Guineveve Holland is a twin whose brother has just become an Earl. She, her brother and her mother are in town prior to the start of the Season so that her brother can make the acquaintance of the ton and her mother can try to arrange a suitable match for her daughter. Her son is the sole focus of Mrs. Holland’s attention and she has abused Guineveve so much the girl quails at the sound of her mother’s voice. As a result, Guin is ridiculously shy, stammering and unable to speak at all in most social situations.

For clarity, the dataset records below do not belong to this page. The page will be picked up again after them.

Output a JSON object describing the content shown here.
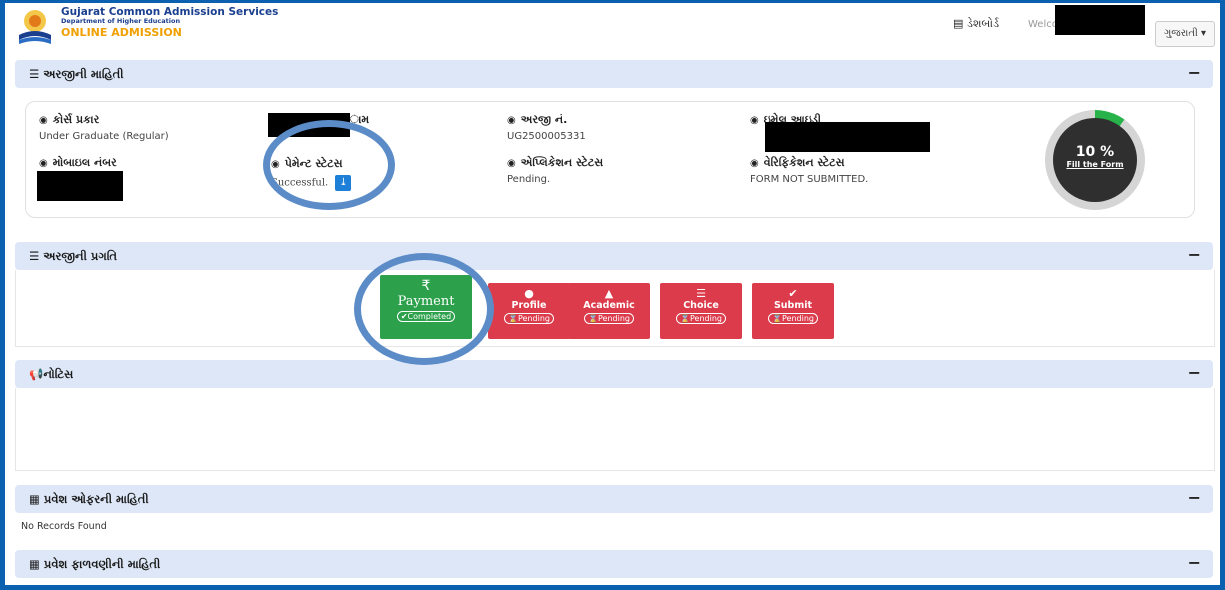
{
  "header": {
    "brand_line1": "Gujarat Common Admission Services",
    "brand_line2": "Department of Higher Education",
    "brand_line3": "ONLINE ADMISSION",
    "dashboard_label": "ડેશબોર્ડ",
    "welcome_text": "Welco",
    "language": "ગુજરાતી ▾"
  },
  "sections": {
    "application_info": "અરજીની માહિતી",
    "progress": "અરજીની પ્રગતિ",
    "notice": "નોટિસ",
    "admission_offer": "પ્રવેશ ઓફરની માહિતી",
    "admission_allotment": "પ્રવેશ ફાળવણીની માહિતી",
    "collapse_symbol": "−"
  },
  "application": {
    "course_type_label": "કોર્સ પ્રકાર",
    "course_type_value": "Under Graduate (Regular)",
    "name_label": "ામ",
    "application_no_label": "અરજી નં.",
    "application_no_value": "UG2500005331",
    "email_label": "ઇમેલ આઇડી",
    "mobile_label": "મોબાઇલ નંબર",
    "payment_status_label": "પેમેન્ટ સ્ટેટસ",
    "payment_status_value": "Successful.",
    "application_status_label": "એપ્લિકેશન સ્ટેટસ",
    "application_status_value": "Pending.",
    "verification_status_label": "વેરિફિકેશન સ્ટેટસ",
    "verification_status_value": "FORM NOT SUBMITTED.",
    "progress_percent": "10 %",
    "progress_value": 0.1,
    "fill_form_link": "Fill the Form"
  },
  "steps": [
    {
      "name": "Payment",
      "status": "Completed",
      "icon": "₹",
      "color": "#2ca04b"
    },
    {
      "name": "Profile",
      "status": "Pending",
      "icon": "👤",
      "color": "#dc3b4b"
    },
    {
      "name": "Academic",
      "status": "Pending",
      "icon": "🎓",
      "color": "#dc3b4b"
    },
    {
      "name": "Choice",
      "status": "Pending",
      "icon": "☰",
      "color": "#dc3b4b"
    },
    {
      "name": "Submit",
      "status": "Pending",
      "icon": "✔",
      "color": "#dc3b4b"
    }
  ],
  "offer": {
    "no_records": "No Records Found"
  },
  "colors": {
    "accent": "#0b61b0",
    "section_header": "#dde7f7",
    "completed": "#2ca04b",
    "pending": "#dc3b4b",
    "annotation_ring": "#5b8cc8"
  }
}
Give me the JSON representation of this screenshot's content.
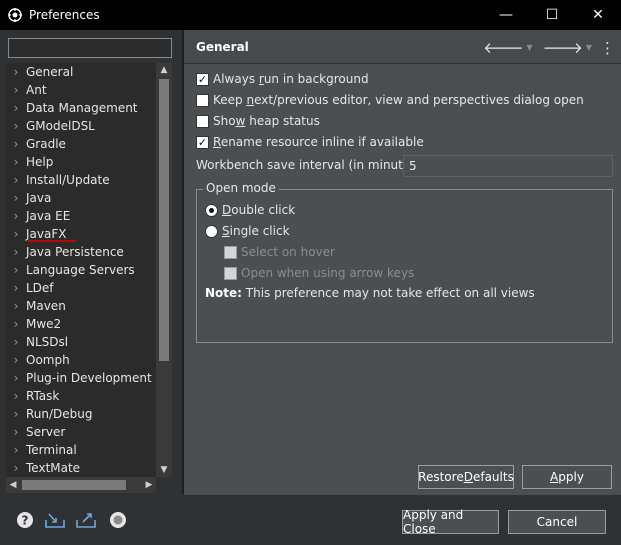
{
  "window": {
    "title": "Preferences",
    "controls": {
      "minimize": "—",
      "maximize": "☐",
      "close": "✕"
    }
  },
  "filter": {
    "value": "",
    "placeholder": ""
  },
  "tree": {
    "items": [
      {
        "label": "General"
      },
      {
        "label": "Ant"
      },
      {
        "label": "Data Management"
      },
      {
        "label": "GModelDSL"
      },
      {
        "label": "Gradle"
      },
      {
        "label": "Help"
      },
      {
        "label": "Install/Update"
      },
      {
        "label": "Java"
      },
      {
        "label": "Java EE"
      },
      {
        "label": "JavaFX"
      },
      {
        "label": "Java Persistence"
      },
      {
        "label": "Language Servers"
      },
      {
        "label": "LDef"
      },
      {
        "label": "Maven"
      },
      {
        "label": "Mwe2"
      },
      {
        "label": "NLSDsl"
      },
      {
        "label": "Oomph"
      },
      {
        "label": "Plug-in Development"
      },
      {
        "label": "RTask"
      },
      {
        "label": "Run/Debug"
      },
      {
        "label": "Server"
      },
      {
        "label": "Terminal"
      },
      {
        "label": "TextMate"
      }
    ]
  },
  "page": {
    "title": "General",
    "options": {
      "always_run_bg": {
        "label_pre": "Always ",
        "mnemonic": "r",
        "label_post": "un in background",
        "checked": true
      },
      "keep_next_prev": {
        "label_pre": "Keep ",
        "mnemonic": "n",
        "label_post": "ext/previous editor, view and perspectives dialog open",
        "checked": false
      },
      "show_heap": {
        "label_pre": "Sho",
        "mnemonic": "w",
        "label_post": " heap status",
        "checked": false
      },
      "rename_inline": {
        "label_pre": "",
        "mnemonic": "R",
        "label_post": "ename resource inline if available",
        "checked": true
      }
    },
    "interval": {
      "label": "Workbench save interval (in minutes):",
      "value": "5"
    },
    "open_mode": {
      "legend": "Open mode",
      "double_click": {
        "mnemonic": "D",
        "label_post": "ouble click",
        "selected": true
      },
      "single_click": {
        "mnemonic": "S",
        "label_post": "ingle click",
        "selected": false
      },
      "select_on_hover": "Select on hover",
      "open_arrow_keys": "Open when using arrow keys"
    },
    "note": {
      "bold": "Note:",
      "text": " This preference may not take effect on all views"
    }
  },
  "buttons": {
    "restore_pre": "Restore ",
    "restore_mnemonic": "D",
    "restore_post": "efaults",
    "apply_mnemonic": "A",
    "apply_post": "pply",
    "apply_close": "Apply and Close",
    "cancel": "Cancel"
  },
  "colors": {
    "accent_check": "#e00000",
    "panel_bg": "#4c4f52",
    "tree_bg": "#2b2b2b"
  }
}
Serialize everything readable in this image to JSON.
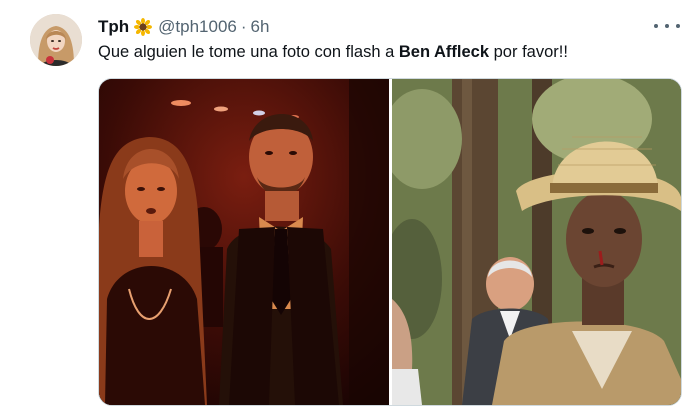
{
  "tweet": {
    "display_name": "Tph",
    "name_emoji": "sunflower-icon",
    "handle": "@tph1006",
    "separator": "·",
    "timestamp": "6h",
    "text_part1": "Que alguien le tome una foto con flash a ",
    "text_bold": "Ben Affleck",
    "text_part2": " por favor!!"
  },
  "media": {
    "count": 2,
    "left_photo": "red-lit-event-photo",
    "right_photo": "outdoor-man-in-straw-hat-photo"
  },
  "colors": {
    "text_primary": "#0f1419",
    "text_secondary": "#536471",
    "border": "#cfd9de"
  }
}
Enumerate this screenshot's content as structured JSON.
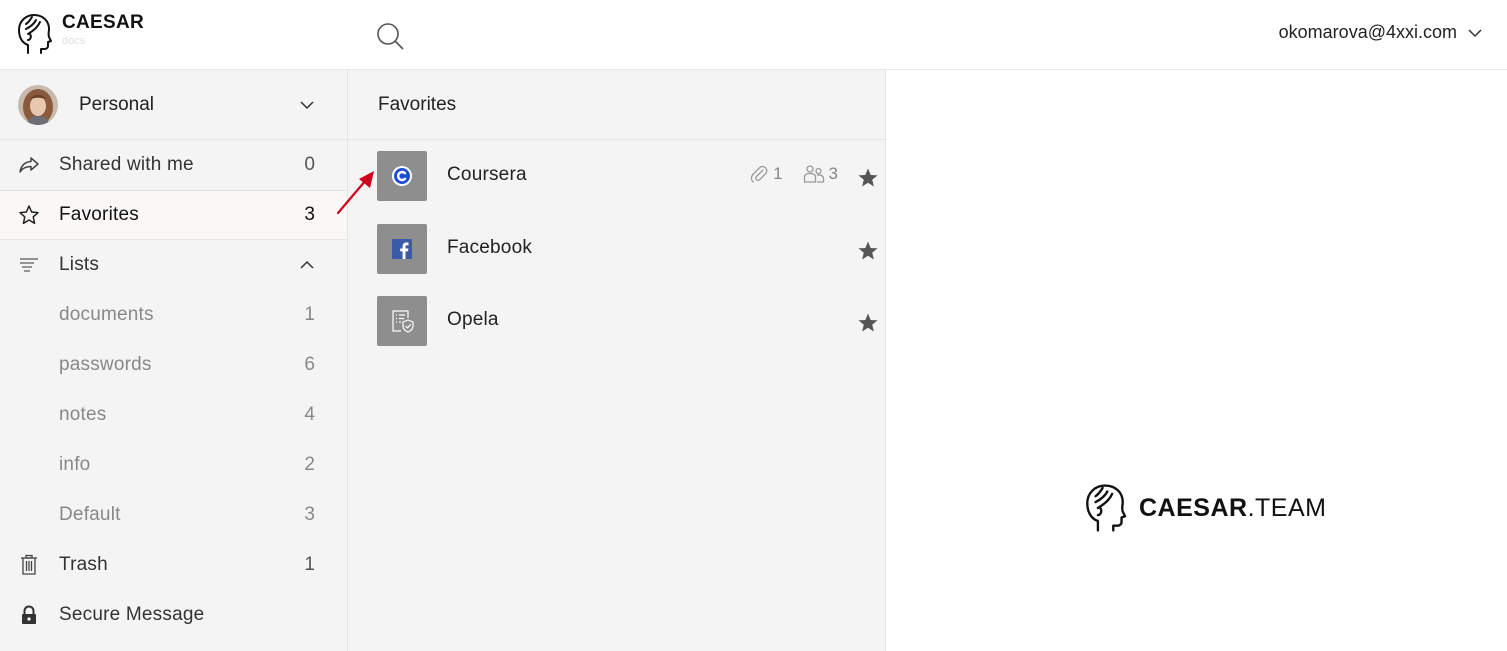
{
  "app": {
    "title": "CAESAR",
    "subtitle": "docs",
    "user_email": "okomarova@4xxi.com"
  },
  "sidebar": {
    "account": {
      "name": "Personal"
    },
    "items": [
      {
        "label": "Shared with me",
        "count": "0",
        "icon": "share-arrow-icon"
      },
      {
        "label": "Favorites",
        "count": "3",
        "icon": "star-outline-icon",
        "active": true
      },
      {
        "label": "Lists",
        "icon": "list-lines-icon",
        "expanded": true
      }
    ],
    "lists": [
      {
        "label": "documents",
        "count": "1"
      },
      {
        "label": "passwords",
        "count": "6"
      },
      {
        "label": "notes",
        "count": "4"
      },
      {
        "label": "info",
        "count": "2"
      },
      {
        "label": "Default",
        "count": "3"
      }
    ],
    "trash": {
      "label": "Trash",
      "count": "1",
      "icon": "trash-icon"
    },
    "secure": {
      "label": "Secure Message",
      "icon": "lock-icon"
    }
  },
  "list": {
    "title": "Favorites",
    "items": [
      {
        "name": "Coursera",
        "icon": "coursera-logo-icon",
        "attachments": "1",
        "shared": "3",
        "favorite": true
      },
      {
        "name": "Facebook",
        "icon": "facebook-logo-icon",
        "favorite": true
      },
      {
        "name": "Opela",
        "icon": "document-shield-icon",
        "favorite": true
      }
    ]
  },
  "detail": {
    "brand_strong": "CAESAR",
    "brand_light": ".TEAM"
  },
  "colors": {
    "sidebar_bg": "#f4f4f4",
    "item_icon_bg": "#8e8e8e",
    "annotation_arrow": "#d0021b"
  }
}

Lord Frederick Hawkesworth, a Baronet in the diplomatic service, observes Guin’s awkwardness and is determined to help her emerge from her shyness. Without spoiling any plot points, others decide to assist, too, and Guin gradually gains confidence. Sir Frederick also discovers that there are depths to Guin that he hadn’t realized at first, including her classical education, and he enjoys the protective feeling she inspires in him. Eventually, he falls in love with her as she realizes that she loves him, too.

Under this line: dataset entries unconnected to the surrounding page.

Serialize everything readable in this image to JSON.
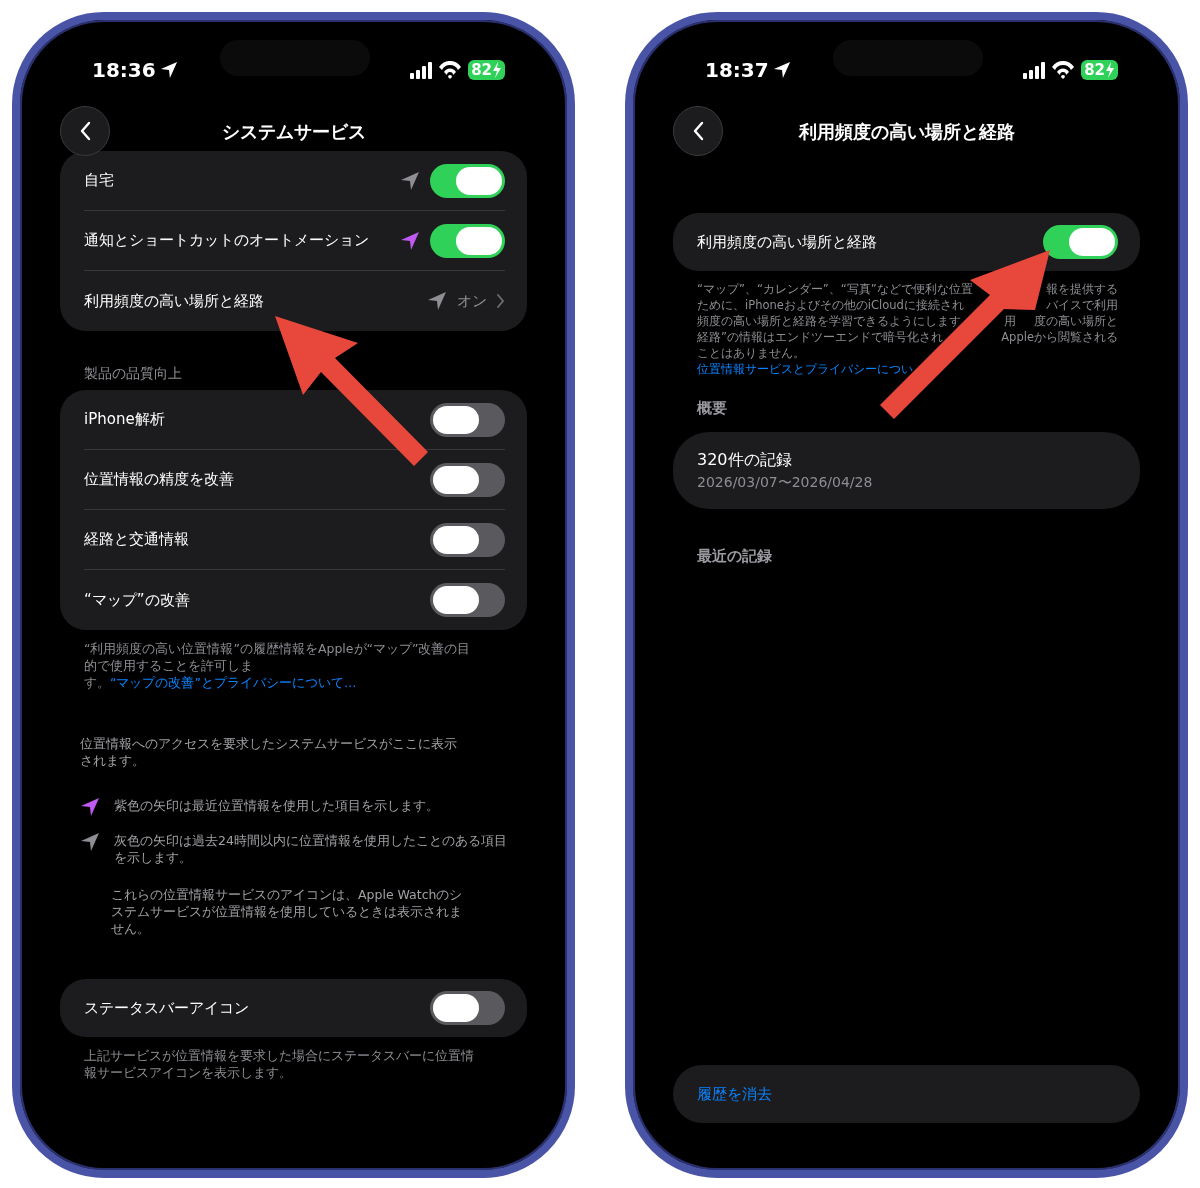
{
  "left_screen": {
    "status_bar": {
      "time": "18:36",
      "battery": "82"
    },
    "title": "システムサービス",
    "services": [
      {
        "label": "自宅",
        "color": "#8e8e93",
        "kind": "toggle",
        "on": true
      },
      {
        "label": "通知とショートカットのオートメーション",
        "color": "#bf5af2",
        "kind": "toggle",
        "on": true
      },
      {
        "label": "利用頻度の高い場所と経路",
        "color": "#8e8e93",
        "kind": "detail",
        "value": "オン"
      }
    ],
    "product_improvement": {
      "header": "製品の品質向上",
      "rows": [
        {
          "label": "iPhone解析",
          "on": false
        },
        {
          "label": "位置情報の精度を改善",
          "on": false
        },
        {
          "label": "経路と交通情報",
          "on": false
        },
        {
          "label": "“マップ”の改善",
          "on": false
        }
      ],
      "footer": "“利用頻度の高い位置情報”の履歴情報をAppleが“マップ”改善の目的で使用することを許可します。",
      "footer_link": "“マップの改善”とプライバシーについて…"
    },
    "info": "位置情報へのアクセスを要求したシステムサービスがここに表示されます。",
    "legend": [
      {
        "color": "#bf5af2",
        "text": "紫色の矢印は最近位置情報を使用した項目を示します。"
      },
      {
        "color": "#8e8e93",
        "text": "灰色の矢印は過去24時間以内に位置情報を使用したことのある項目を示します。"
      }
    ],
    "note": "これらの位置情報サービスのアイコンは、Apple Watchのシステムサービスが位置情報を使用しているときは表示されません。",
    "status_bar_icon": {
      "label": "ステータスバーアイコン",
      "on": false,
      "footer": "上記サービスが位置情報を要求した場合にステータスバーに位置情報サービスアイコンを表示します。"
    }
  },
  "right_screen": {
    "status_bar": {
      "time": "18:37",
      "battery": "82"
    },
    "title": "利用頻度の高い場所と経路",
    "toggle": {
      "label": "利用頻度の高い場所と経路",
      "on": true
    },
    "description_lines": [
      {
        "parts": [
          "“マップ”、“カレンダー”、“写真”などで便利な位置",
          "報を提供する"
        ]
      },
      {
        "parts": [
          "ために、iPhoneおよびその他のiCloudに接続され",
          "バイスで利用"
        ]
      },
      {
        "parts": [
          "頻度の高い場所と経路を学習できるようにします",
          "用",
          "度の高い場所と"
        ]
      },
      {
        "parts": [
          "経路”の情報はエンドツーエンドで暗号化され",
          "Appleから閲覧される"
        ]
      },
      {
        "parts": [
          "ことはありません。"
        ]
      }
    ],
    "description_link": "位置情報サービスとプライバシーについ",
    "summary_header": "概要",
    "summary": {
      "title": "320件の記録",
      "dates": "2026/03/07〜2026/04/28"
    },
    "recent_header": "最近の記録",
    "clear_button": "履歴を消去"
  }
}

The primary failing of Cupid’s Choice is that Frederick and Guin’s feelings for each other aren’t believable; beyond a few meetings and a little desultory conversation, they really don’t know each other. Yes, they are both kind, and yes, he saves her from a few disastrous situations, but beyond that, their romance is flat and their conversation uninspired. In fact, most of the book’s writing is fairly uninspired competent, yes, sometimes interesting, but with no zest, zip or zing.

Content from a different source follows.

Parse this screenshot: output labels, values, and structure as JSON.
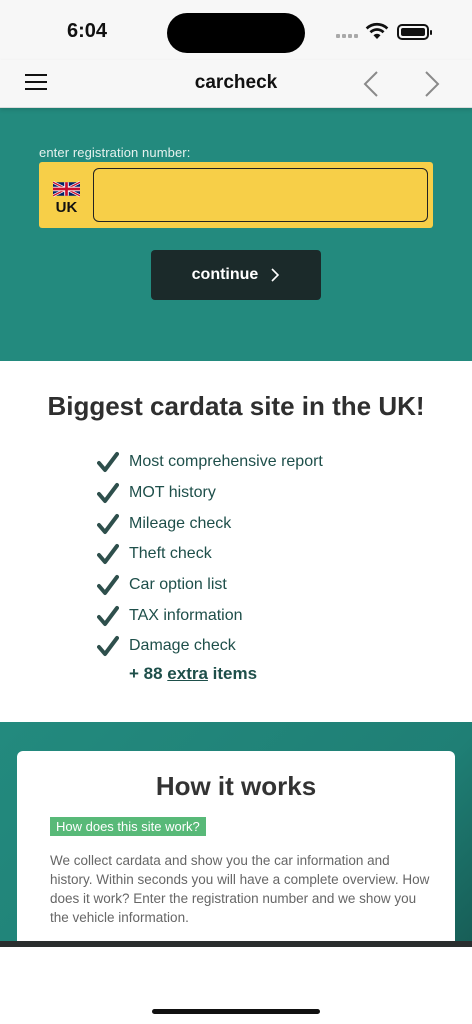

The book succeeds when Guin is dealing with her mother. Like all children, she has conflicting emotions towards her overdrawn, manipulative mother a woman who was a beauty in her day and is still raging against her own disappointments. Guin hastens to defend her mother when she is being attacked by others, but also fights back as she slowly begins to gain more self-confidence.
Cupid’s Choice is a pleasant, but unmemorable read enlivened by the heroine’s growth into a self-possessed woman. It is best accompanied by a rainy day and several cups of tea.